In particular, you should know what an association rule is;
metrics to quantify association rules (e.g., support, confidence, lift, leverage, conviction, interest factor, correlation analysis, IS measure, ...);
the Apriori principle;
the Apriori algorithms to construct association rules,
including frequent itemset generation and candidate generation and prunning
(join/merge condition and subset pruning), and
rule generation and confidence-based pruning.
You should be able to use these algorithms to construct association rules from data
by hand during the test.
See examples provided in the Lecture Notes linked above.
THOROUGHLY READ AND FOLLOW THE
These guidelines contain detailed information about how to structure your
project, and how to prepare your written summary, and how to study for the test.
For classification association rules (cars):
Pick either income (<$50K or >$50K) OR sex as the target attribute.
Decide which of these two attributes would be a better target and use it for all your classificiation experiments.

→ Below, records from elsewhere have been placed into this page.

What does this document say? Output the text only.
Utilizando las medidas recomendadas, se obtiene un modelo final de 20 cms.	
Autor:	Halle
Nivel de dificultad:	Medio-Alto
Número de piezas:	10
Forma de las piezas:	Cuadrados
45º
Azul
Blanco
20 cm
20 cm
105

Use support, confidence, lift, leverage, and conviction. Include
in your report a definition (using a precise formula) and a description
of the meaning of each of these metrics.
Also, for extra credit you are
encouraged (but not required) to implement in Weka other association rule
metrics defined in Section 6.7 of the textbook (e.g., interest factor,
correlation analysis, IS measure, ...), and experiment with them.
Use visualizations of the sets of association rules obtained and
analyze those visualitions.
Read the association rules obtained and pick a handful of interesting
ones to describe in your report.
In constrast with our previous classification and regression projects,
we won't use any evaluation protocol (e.g., 10-fold cross validation)
for the association analysis of this project, as we're not using the
rules for prediction.
Focus instead on experimenting with different ways of preprocessing
the data, varying the parameters of the Apriori algorithm, and
providing your own method to evaluate the resulting collections of
association rules. Remember to experiment with car (that is, classification
association rules) and to compare its classification performance to that of
decision trees; and remember to experiment with non-car rules also.
Investigate in more depth (experimentally, theoretically, or both) a topic of your
choice that is related to association rule mining
and that is not covered already in this project.
This association rule mining -related topic might be something that was described or mentioned
in the textbook or in class, or that comes from your own research, or that is related
to your interests, or that appears in a research paper that you find intriguing.